Poema 704: No hay nada sobre lo que escribir

No hay nada sobre lo que escribir

No hay nada sobre lo que escribir,

ni siquiera las dos estúpidas invasiones conocidas

ni las múltiples guerras silenciadas.

No puedo escribir sobre violencia

porque incita a la violencia

o sobre la crueldad de la vida para muchos

desde mi atalaya confortable de acomodado burgués.

La mentira rampante apoyada en datos discretos

no me proporciona temas agradables:

da igual lo que digan los estultos y mentecatos

ni quien los represente,

serán votados ampliamente por múltiples iluminados.

Nada conmueve ni ilusiona cuando todo funciona,

parece que gobiernan bien en la bonanza

hasta que el fuego o una DANA los dejan desnudos.

Nada hay significativo en la coordinación y el compromiso

o en los consensos retorcidos y ensamblados

aceptados a regañadientes por las partes:

la persona no muerde al perro, ni la sangre llega al río

ese que anega su cauce histórico invadido.

La máquina social funciona, aunque nos lleve al abismo,

los sesgos nos engañan y protegen

fomentan una individualidad ahistórica

en tiempo de posibilidades tecnológicas infinitas.

El color lo has encontrado en un verso de Ajmátova:

–Por un instante de calma / daría la paz eterna–.

Poema 623: Escribir sin ton ni son

Escribir sin ton ni son

Escribir sin ton ni son, palabras,

simples palabras encadenadas o sueltas

con o sin preposiciones, usura

un precio de tiempo y de ciertas malas posturas

vértigos.

Existe la belleza exterior y el traveling

nominar todo aquello que emociona o excita

o lo que aprisiona y desgasta,

cualquier flujo de conciencia en cualquier momento,

pulir,

dotar de estructura un pensamiento deslavazado.

La suma concentración del instante

será beneficiosa para mis sinapsis y salud mental,

aunque olvide deprisa el propósito y dude

–horas o minutos después–

cuál era el leiv motiv de aquello que escribí.

Leer es más cómodo, pero menos gratificante,

involucra probablemente más áreas cerebrales

desencadena procesos más vastos y etéreos.

El tiempo solitario es un tesoro que asumo con egoísmo

tecla a tecla, maravilla de la técnica

de la práctica escritora de mis dedos.

Antes he hecho una ruta en bici,

he tomado fotografías de extraños encuadres

de las que a veces emerge un poema

o he caminado sin rumbo fijo solo reflexionando.
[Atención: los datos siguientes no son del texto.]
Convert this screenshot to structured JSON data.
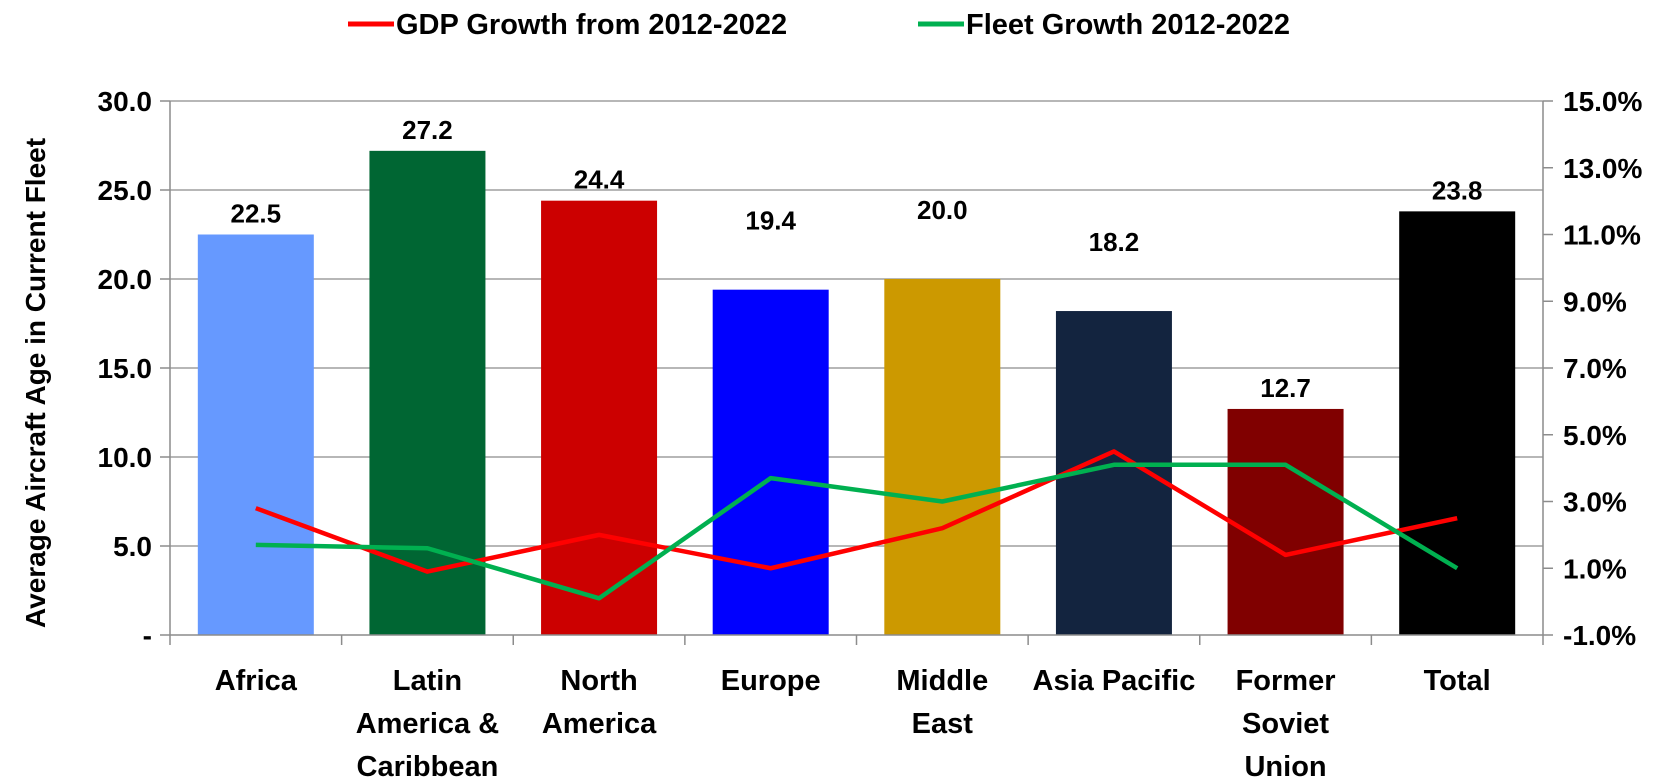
{
  "chart_data": {
    "type": "bar",
    "title": "",
    "ylabel": "Average Aircraft Age in Current Fleet",
    "ylim": [
      0,
      30
    ],
    "y_ticks": [
      "-",
      "5.0",
      "10.0",
      "15.0",
      "20.0",
      "25.0",
      "30.0"
    ],
    "y2lim": [
      -1,
      15
    ],
    "y2_ticks": [
      "-1.0%",
      "1.0%",
      "3.0%",
      "5.0%",
      "7.0%",
      "9.0%",
      "11.0%",
      "13.0%",
      "15.0%"
    ],
    "categories": [
      [
        "Africa"
      ],
      [
        "Latin",
        "America &",
        "Caribbean"
      ],
      [
        "North",
        "America"
      ],
      [
        "Europe"
      ],
      [
        "Middle",
        "East"
      ],
      [
        "Asia Pacific"
      ],
      [
        "Former",
        "Soviet",
        "Union"
      ],
      [
        "Total"
      ]
    ],
    "bars": {
      "values": [
        22.5,
        27.2,
        24.4,
        19.4,
        20.0,
        18.2,
        12.7,
        23.8
      ],
      "labels": [
        "22.5",
        "27.2",
        "24.4",
        "19.4",
        "20.0",
        "18.2",
        "12.7",
        "23.8"
      ],
      "colors": [
        "#6699ff",
        "#006633",
        "#cc0000",
        "#0000ff",
        "#cc9900",
        "#13243f",
        "#800000",
        "#000000"
      ]
    },
    "series": [
      {
        "name": "GDP Growth from 2012-2022",
        "color": "#ff0000",
        "values": [
          2.8,
          0.9,
          2.0,
          1.0,
          2.2,
          4.5,
          1.4,
          2.5
        ]
      },
      {
        "name": "Fleet Growth 2012-2022",
        "color": "#00b050",
        "values": [
          1.7,
          1.6,
          0.1,
          3.7,
          3.0,
          4.1,
          4.1,
          1.0
        ]
      }
    ],
    "grid": true,
    "legend_position": "top"
  }
}
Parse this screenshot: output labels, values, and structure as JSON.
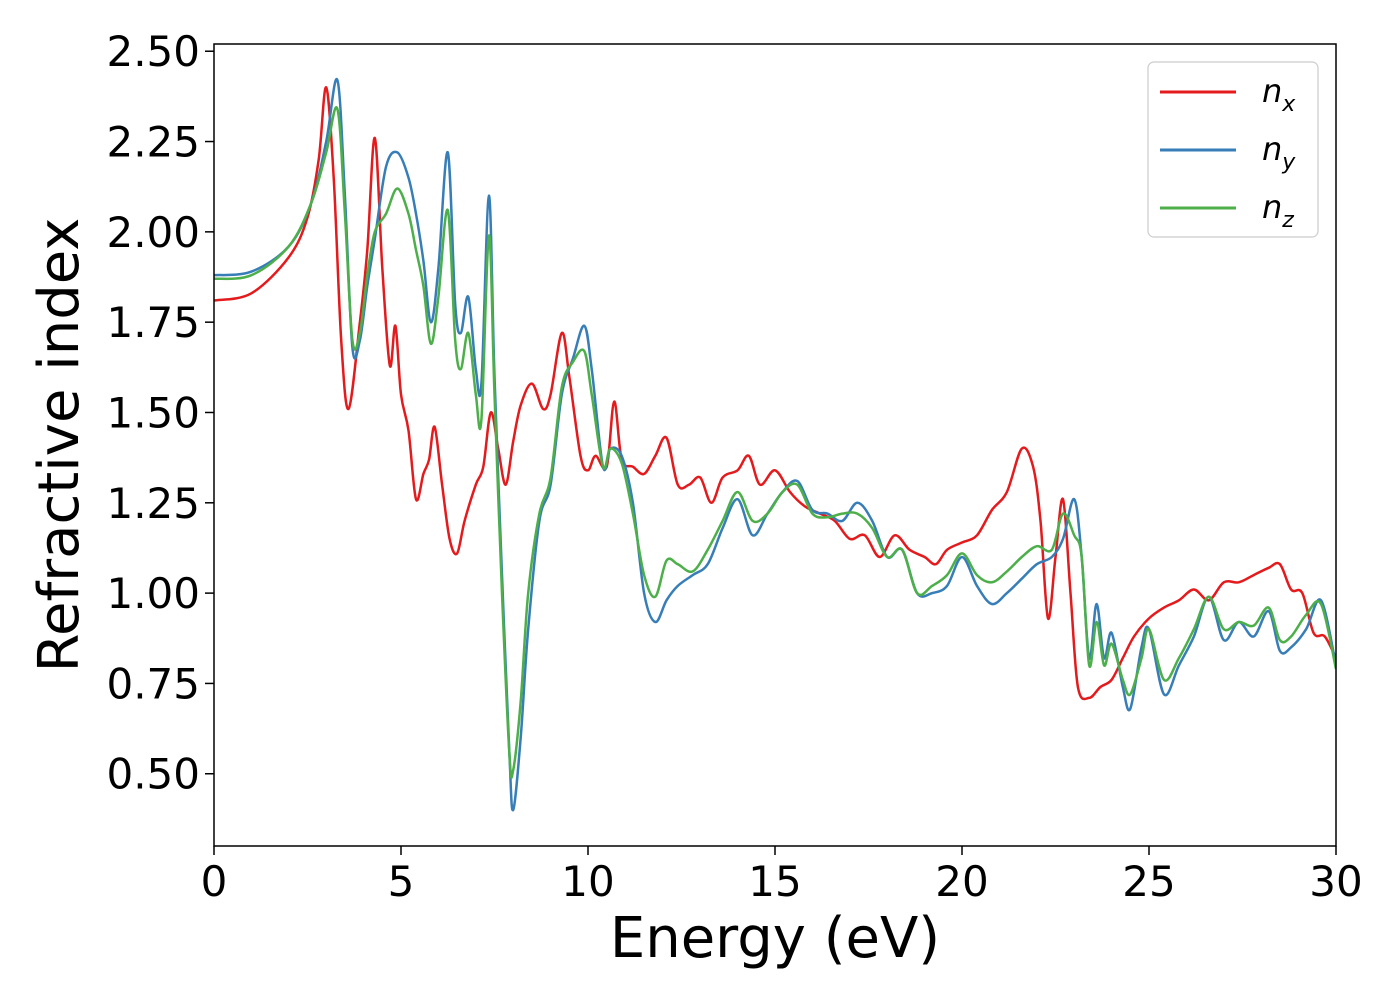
{
  "chart_data": {
    "type": "line",
    "title": "",
    "xlabel": "Energy (eV)",
    "ylabel": "Refractive index",
    "xlim": [
      0,
      30
    ],
    "ylim": [
      0.3,
      2.52
    ],
    "xticks": [
      "0",
      "5",
      "10",
      "15",
      "20",
      "25",
      "30"
    ],
    "yticks": [
      "0.50",
      "0.75",
      "1.00",
      "1.25",
      "1.50",
      "1.75",
      "2.00",
      "2.25",
      "2.50"
    ],
    "legend_position": "top-right",
    "grid": false,
    "series": [
      {
        "name": "n_x",
        "label_base": "n",
        "label_sub": "x",
        "color": "#e41a1c",
        "points": [
          [
            0,
            1.81
          ],
          [
            1.0,
            1.83
          ],
          [
            2.0,
            1.93
          ],
          [
            2.5,
            2.04
          ],
          [
            2.8,
            2.2
          ],
          [
            3.0,
            2.4
          ],
          [
            3.2,
            2.15
          ],
          [
            3.4,
            1.7
          ],
          [
            3.6,
            1.51
          ],
          [
            3.9,
            1.75
          ],
          [
            4.1,
            1.95
          ],
          [
            4.3,
            2.26
          ],
          [
            4.5,
            1.9
          ],
          [
            4.7,
            1.63
          ],
          [
            4.85,
            1.74
          ],
          [
            5.0,
            1.55
          ],
          [
            5.2,
            1.45
          ],
          [
            5.4,
            1.26
          ],
          [
            5.6,
            1.33
          ],
          [
            5.75,
            1.37
          ],
          [
            5.9,
            1.46
          ],
          [
            6.1,
            1.3
          ],
          [
            6.3,
            1.15
          ],
          [
            6.5,
            1.11
          ],
          [
            6.7,
            1.2
          ],
          [
            7.0,
            1.3
          ],
          [
            7.2,
            1.35
          ],
          [
            7.4,
            1.5
          ],
          [
            7.6,
            1.4
          ],
          [
            7.8,
            1.3
          ],
          [
            8.0,
            1.42
          ],
          [
            8.2,
            1.52
          ],
          [
            8.5,
            1.58
          ],
          [
            8.8,
            1.51
          ],
          [
            9.0,
            1.55
          ],
          [
            9.3,
            1.72
          ],
          [
            9.5,
            1.6
          ],
          [
            9.8,
            1.38
          ],
          [
            10.0,
            1.34
          ],
          [
            10.2,
            1.38
          ],
          [
            10.5,
            1.35
          ],
          [
            10.7,
            1.53
          ],
          [
            10.9,
            1.37
          ],
          [
            11.2,
            1.35
          ],
          [
            11.5,
            1.33
          ],
          [
            11.8,
            1.38
          ],
          [
            12.1,
            1.43
          ],
          [
            12.4,
            1.3
          ],
          [
            12.7,
            1.3
          ],
          [
            13.0,
            1.32
          ],
          [
            13.3,
            1.25
          ],
          [
            13.6,
            1.32
          ],
          [
            14.0,
            1.34
          ],
          [
            14.3,
            1.38
          ],
          [
            14.6,
            1.3
          ],
          [
            15.0,
            1.34
          ],
          [
            15.4,
            1.28
          ],
          [
            15.8,
            1.24
          ],
          [
            16.2,
            1.22
          ],
          [
            16.6,
            1.2
          ],
          [
            17.0,
            1.15
          ],
          [
            17.4,
            1.16
          ],
          [
            17.8,
            1.1
          ],
          [
            18.2,
            1.16
          ],
          [
            18.6,
            1.12
          ],
          [
            19.0,
            1.1
          ],
          [
            19.3,
            1.08
          ],
          [
            19.6,
            1.12
          ],
          [
            20.0,
            1.14
          ],
          [
            20.4,
            1.16
          ],
          [
            20.8,
            1.23
          ],
          [
            21.2,
            1.28
          ],
          [
            21.6,
            1.4
          ],
          [
            21.9,
            1.35
          ],
          [
            22.1,
            1.2
          ],
          [
            22.3,
            0.93
          ],
          [
            22.5,
            1.1
          ],
          [
            22.7,
            1.26
          ],
          [
            22.9,
            1.0
          ],
          [
            23.1,
            0.74
          ],
          [
            23.4,
            0.71
          ],
          [
            23.7,
            0.74
          ],
          [
            24.0,
            0.76
          ],
          [
            24.3,
            0.82
          ],
          [
            24.6,
            0.88
          ],
          [
            25.0,
            0.93
          ],
          [
            25.4,
            0.96
          ],
          [
            25.8,
            0.98
          ],
          [
            26.2,
            1.01
          ],
          [
            26.6,
            0.98
          ],
          [
            27.0,
            1.03
          ],
          [
            27.4,
            1.03
          ],
          [
            27.8,
            1.05
          ],
          [
            28.2,
            1.07
          ],
          [
            28.5,
            1.08
          ],
          [
            28.8,
            1.01
          ],
          [
            29.1,
            1.0
          ],
          [
            29.4,
            0.89
          ],
          [
            29.7,
            0.88
          ],
          [
            30.0,
            0.82
          ]
        ]
      },
      {
        "name": "n_y",
        "label_base": "n",
        "label_sub": "y",
        "color": "#377eb8",
        "points": [
          [
            0,
            1.88
          ],
          [
            1.0,
            1.89
          ],
          [
            2.0,
            1.96
          ],
          [
            2.6,
            2.08
          ],
          [
            3.0,
            2.25
          ],
          [
            3.3,
            2.42
          ],
          [
            3.5,
            2.1
          ],
          [
            3.7,
            1.68
          ],
          [
            3.9,
            1.7
          ],
          [
            4.1,
            1.85
          ],
          [
            4.3,
            1.98
          ],
          [
            4.6,
            2.18
          ],
          [
            4.9,
            2.22
          ],
          [
            5.2,
            2.15
          ],
          [
            5.4,
            2.05
          ],
          [
            5.6,
            1.92
          ],
          [
            5.8,
            1.75
          ],
          [
            6.0,
            1.9
          ],
          [
            6.25,
            2.22
          ],
          [
            6.45,
            1.8
          ],
          [
            6.6,
            1.72
          ],
          [
            6.8,
            1.82
          ],
          [
            7.0,
            1.62
          ],
          [
            7.15,
            1.58
          ],
          [
            7.35,
            2.1
          ],
          [
            7.5,
            1.6
          ],
          [
            7.7,
            1.05
          ],
          [
            7.9,
            0.55
          ],
          [
            8.0,
            0.4
          ],
          [
            8.2,
            0.6
          ],
          [
            8.4,
            0.9
          ],
          [
            8.7,
            1.2
          ],
          [
            9.0,
            1.3
          ],
          [
            9.3,
            1.55
          ],
          [
            9.6,
            1.65
          ],
          [
            9.9,
            1.74
          ],
          [
            10.1,
            1.62
          ],
          [
            10.4,
            1.35
          ],
          [
            10.6,
            1.4
          ],
          [
            10.9,
            1.38
          ],
          [
            11.2,
            1.25
          ],
          [
            11.5,
            1.0
          ],
          [
            11.8,
            0.92
          ],
          [
            12.1,
            0.98
          ],
          [
            12.4,
            1.02
          ],
          [
            12.8,
            1.05
          ],
          [
            13.2,
            1.08
          ],
          [
            13.6,
            1.18
          ],
          [
            14.0,
            1.26
          ],
          [
            14.4,
            1.16
          ],
          [
            14.8,
            1.22
          ],
          [
            15.2,
            1.28
          ],
          [
            15.6,
            1.31
          ],
          [
            16.0,
            1.23
          ],
          [
            16.4,
            1.22
          ],
          [
            16.8,
            1.2
          ],
          [
            17.2,
            1.25
          ],
          [
            17.6,
            1.2
          ],
          [
            18.0,
            1.1
          ],
          [
            18.4,
            1.12
          ],
          [
            18.8,
            1.0
          ],
          [
            19.2,
            1.0
          ],
          [
            19.6,
            1.02
          ],
          [
            20.0,
            1.1
          ],
          [
            20.4,
            1.02
          ],
          [
            20.8,
            0.97
          ],
          [
            21.2,
            1.0
          ],
          [
            21.6,
            1.04
          ],
          [
            22.0,
            1.08
          ],
          [
            22.4,
            1.1
          ],
          [
            22.7,
            1.15
          ],
          [
            23.0,
            1.26
          ],
          [
            23.2,
            1.1
          ],
          [
            23.4,
            0.82
          ],
          [
            23.6,
            0.97
          ],
          [
            23.8,
            0.82
          ],
          [
            24.0,
            0.89
          ],
          [
            24.3,
            0.74
          ],
          [
            24.5,
            0.68
          ],
          [
            24.8,
            0.85
          ],
          [
            25.0,
            0.9
          ],
          [
            25.4,
            0.72
          ],
          [
            25.8,
            0.8
          ],
          [
            26.2,
            0.88
          ],
          [
            26.6,
            0.99
          ],
          [
            27.0,
            0.87
          ],
          [
            27.4,
            0.92
          ],
          [
            27.8,
            0.88
          ],
          [
            28.2,
            0.95
          ],
          [
            28.5,
            0.84
          ],
          [
            28.8,
            0.85
          ],
          [
            29.2,
            0.9
          ],
          [
            29.6,
            0.98
          ],
          [
            30.0,
            0.8
          ]
        ]
      },
      {
        "name": "n_z",
        "label_base": "n",
        "label_sub": "z",
        "color": "#4daf4a",
        "points": [
          [
            0,
            1.87
          ],
          [
            1.0,
            1.88
          ],
          [
            2.0,
            1.96
          ],
          [
            2.6,
            2.08
          ],
          [
            3.0,
            2.22
          ],
          [
            3.3,
            2.34
          ],
          [
            3.5,
            2.05
          ],
          [
            3.7,
            1.7
          ],
          [
            3.9,
            1.72
          ],
          [
            4.1,
            1.88
          ],
          [
            4.3,
            2.0
          ],
          [
            4.6,
            2.05
          ],
          [
            4.9,
            2.12
          ],
          [
            5.2,
            2.05
          ],
          [
            5.4,
            1.95
          ],
          [
            5.6,
            1.85
          ],
          [
            5.8,
            1.69
          ],
          [
            6.0,
            1.82
          ],
          [
            6.25,
            2.06
          ],
          [
            6.45,
            1.7
          ],
          [
            6.6,
            1.62
          ],
          [
            6.8,
            1.72
          ],
          [
            7.0,
            1.55
          ],
          [
            7.15,
            1.48
          ],
          [
            7.35,
            1.99
          ],
          [
            7.5,
            1.55
          ],
          [
            7.7,
            1.0
          ],
          [
            7.9,
            0.55
          ],
          [
            8.0,
            0.51
          ],
          [
            8.2,
            0.7
          ],
          [
            8.4,
            1.0
          ],
          [
            8.7,
            1.22
          ],
          [
            9.0,
            1.32
          ],
          [
            9.3,
            1.57
          ],
          [
            9.6,
            1.64
          ],
          [
            9.9,
            1.67
          ],
          [
            10.1,
            1.55
          ],
          [
            10.4,
            1.35
          ],
          [
            10.6,
            1.4
          ],
          [
            10.9,
            1.36
          ],
          [
            11.2,
            1.22
          ],
          [
            11.5,
            1.05
          ],
          [
            11.8,
            0.99
          ],
          [
            12.1,
            1.09
          ],
          [
            12.4,
            1.08
          ],
          [
            12.8,
            1.06
          ],
          [
            13.2,
            1.12
          ],
          [
            13.6,
            1.2
          ],
          [
            14.0,
            1.28
          ],
          [
            14.4,
            1.2
          ],
          [
            14.8,
            1.22
          ],
          [
            15.2,
            1.28
          ],
          [
            15.6,
            1.3
          ],
          [
            16.0,
            1.22
          ],
          [
            16.4,
            1.21
          ],
          [
            16.8,
            1.22
          ],
          [
            17.2,
            1.22
          ],
          [
            17.6,
            1.18
          ],
          [
            18.0,
            1.1
          ],
          [
            18.4,
            1.12
          ],
          [
            18.8,
            1.0
          ],
          [
            19.2,
            1.02
          ],
          [
            19.6,
            1.05
          ],
          [
            20.0,
            1.11
          ],
          [
            20.4,
            1.05
          ],
          [
            20.8,
            1.03
          ],
          [
            21.2,
            1.06
          ],
          [
            21.6,
            1.1
          ],
          [
            22.0,
            1.13
          ],
          [
            22.4,
            1.12
          ],
          [
            22.7,
            1.22
          ],
          [
            23.0,
            1.16
          ],
          [
            23.2,
            1.1
          ],
          [
            23.4,
            0.8
          ],
          [
            23.6,
            0.92
          ],
          [
            23.8,
            0.8
          ],
          [
            24.0,
            0.86
          ],
          [
            24.3,
            0.76
          ],
          [
            24.5,
            0.72
          ],
          [
            24.8,
            0.82
          ],
          [
            25.0,
            0.9
          ],
          [
            25.4,
            0.76
          ],
          [
            25.8,
            0.82
          ],
          [
            26.2,
            0.9
          ],
          [
            26.6,
            0.99
          ],
          [
            27.0,
            0.9
          ],
          [
            27.4,
            0.92
          ],
          [
            27.8,
            0.91
          ],
          [
            28.2,
            0.96
          ],
          [
            28.5,
            0.87
          ],
          [
            28.8,
            0.88
          ],
          [
            29.2,
            0.94
          ],
          [
            29.6,
            0.97
          ],
          [
            30.0,
            0.79
          ]
        ]
      }
    ]
  }
}
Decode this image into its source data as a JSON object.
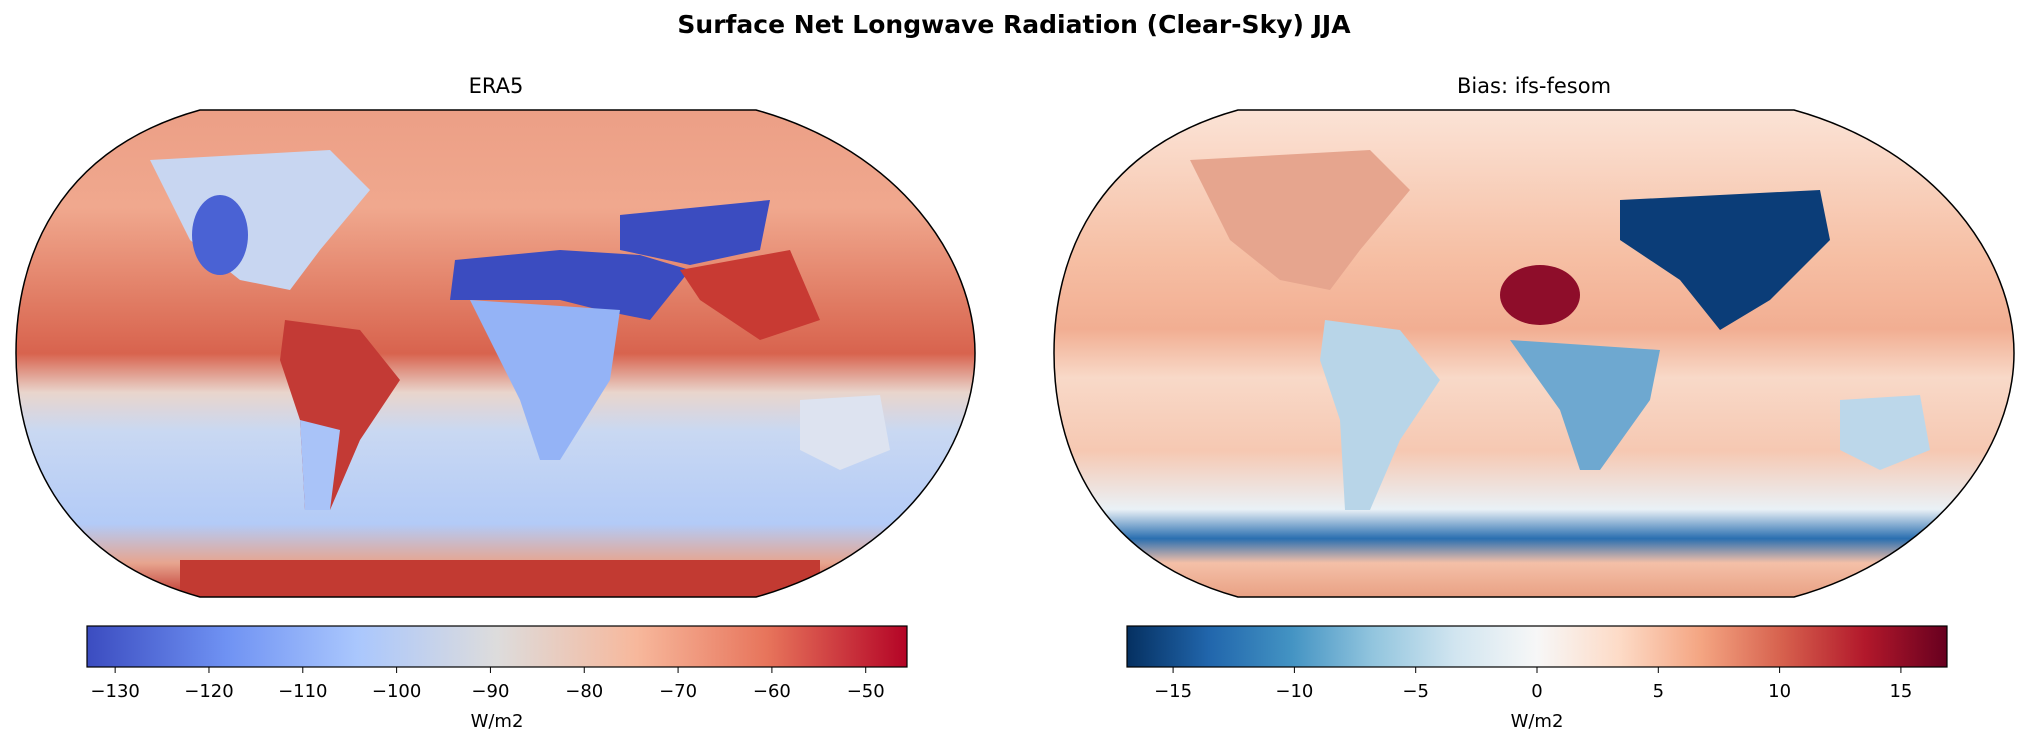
{
  "title": "Surface Net Longwave Radiation (Clear-Sky) JJA",
  "chart_data": [
    {
      "type": "heatmap",
      "projection": "Robinson world map",
      "title": "ERA5",
      "colormap": "coolwarm",
      "colorbar": {
        "label": "W/m2",
        "range": [
          -133,
          -45.6
        ],
        "ticks": [
          -130,
          -120,
          -110,
          -100,
          -90,
          -80,
          -70,
          -60,
          -50
        ],
        "tick_labels": [
          "−130",
          "−120",
          "−110",
          "−100",
          "−90",
          "−80",
          "−70",
          "−60",
          "−50"
        ],
        "colors": [
          "#3b4cc0",
          "#6f92f3",
          "#aac7fd",
          "#dddcdc",
          "#f7b89c",
          "#e7745b",
          "#b40426"
        ]
      }
    },
    {
      "type": "heatmap",
      "projection": "Robinson world map",
      "title": "Bias: ifs-fesom",
      "colormap": "RdBu_r",
      "colorbar": {
        "label": "W/m2",
        "range": [
          -16.9,
          16.9
        ],
        "ticks": [
          -15,
          -10,
          -5,
          0,
          5,
          10,
          15
        ],
        "tick_labels": [
          "−15",
          "−10",
          "−5",
          "0",
          "5",
          "10",
          "15"
        ],
        "colors": [
          "#053061",
          "#2166ac",
          "#4393c3",
          "#92c5de",
          "#d1e5f0",
          "#f7f7f7",
          "#fddbc7",
          "#f4a582",
          "#d6604d",
          "#b2182b",
          "#67001f"
        ]
      }
    }
  ]
}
El estado de ánimo vuelve místico o ridículo

aquello descrito o sugerido o insinuado

el leve roce del lenguaje en la conciencia

de un lector desprevenido o masoquista.

La descarga poética es un alivio y una satisfacción,

me exonera de cualquier contrato social

de sentirme un excluido por indolente y abúlico.

El deber de concentrar en píldoras de gran esfuerzo

todas las vivencias miserables

algunos pensamientos accidentales, lucidez aleatoria,

dudosa elegancia

es un exoesqueleto suficiente y en ocasiones soberbio.

La vida vivida a sorbos es escrita a borbotones

imaginada y pincelada de forma impresionista.

Poema 486: Como cada día

Como cada día

Como cada día, leo un poema de Safo

y otro de Fosse.

Como cada día, leo la prensa, y procuro

escuchar la risa cantarina de Laura Barrachina.

Como cada día escucho el Poema de la Pasión,

y miro con intensidad y concentración

a ver si atisbo el bidón encendido.

Como cada día procuro mirar el río,

caminar por una u otra pasarela fluvial.

Como cada día ando varios kilómetros,

miro el podómetro en el móvil y sonrío.

Como cada día consulto mi dispositivo personal

unos centenares de veces o más.

Como cada día, trato de escribir alguna frase

o de hacer una fotografía bonita.

Como cada día atisbo el amanecer

en la percepción de quien me observa y se mofa.

Como cada día hago la cena con primor,

anhelo el tiempo propio de soledad.

Como cada día llego a mi cama agotado y dormido,

anoto un día más en los que me ha tocado vivir.